Parça parça edilmiş bir Suriye ufukta sinyallerini vermeye başladı. Tek devletli bir çözüm gün geçtikçe uzaklaşıyor. Ülkedeki Sünnileri Irak’taki gibi çok zor günler bekliyor. Çünkü haklarını savunan her oluşum dünya tarafından radikal olarak tanımlanıyor. Tıpkı pisliğin üzerine üşüşen sinekler gibi Müslümanların üzerlerine üşüşüyorlar.

Müslümanların bu tür fitnelere acil olarak çözüm bulmaları gerekiyor. Cephede savaşarak elde ettikleri kazanımları ellerinde tutmalarının tek yolu da bu.

--------
Kim bir mü’mini kasten öldürürse, cezası, içinde ebedî kalacağı cehennemdir. Allah, ona gazap etmiş, lânet etmiş ve onun için büyük bir azap hazırlamıştır. (Nisa 93)

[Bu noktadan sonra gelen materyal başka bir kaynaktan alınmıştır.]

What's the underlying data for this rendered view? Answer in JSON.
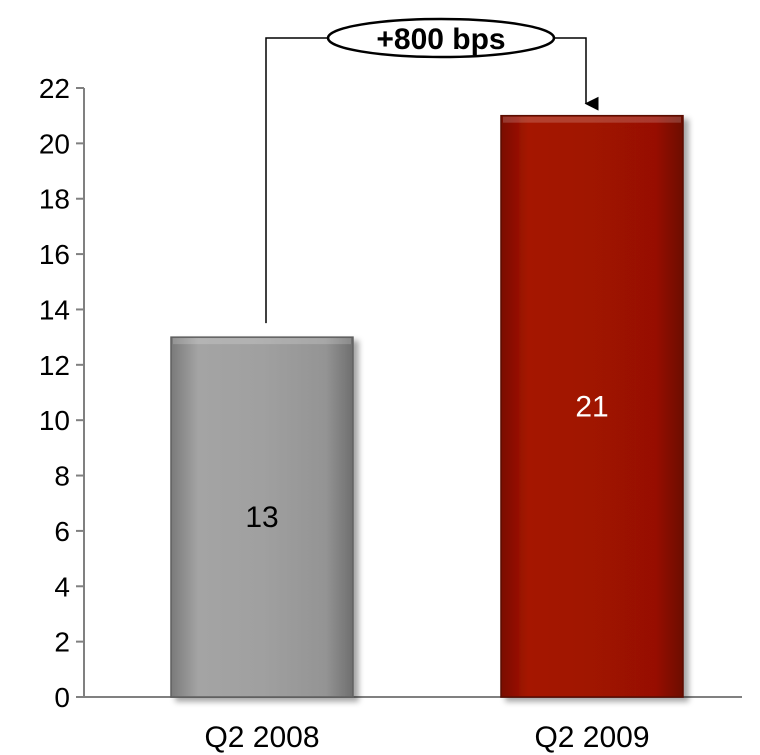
{
  "chart_data": {
    "type": "bar",
    "categories": [
      "Q2 2008",
      "Q2 2009"
    ],
    "values": [
      13,
      21
    ],
    "data_labels": [
      "13",
      "21"
    ],
    "ylim": [
      0,
      22
    ],
    "yticks": [
      0,
      2,
      4,
      6,
      8,
      10,
      12,
      14,
      16,
      18,
      20,
      22
    ],
    "grid": false,
    "legend": "none",
    "bar_colors": [
      "#9a9a9a",
      "#a01200"
    ],
    "data_label_colors": [
      "#000000",
      "#ffffff"
    ],
    "annotation": {
      "text": "+800 bps",
      "from_category": "Q2 2008",
      "to_category": "Q2 2009"
    }
  }
}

Rasulullah sav. şöyle buyurmuştur:
Şüphesiz ki dünyanın zeval bulması, yıkılması Allah katında haksız bir şekilde bir Mü'mini canının alınmasından daha evladır.

Yine hadislerinde Rasulullah şöyle buyurmaktadırlar:
Her kim bir mü'minin kanına dili ile ortak olmuş olarak gelirse kıyamet günü Allah'ın huzuruna alnında "Allahın rahmetinden mahrum" yazısı yazılı olarak gelir.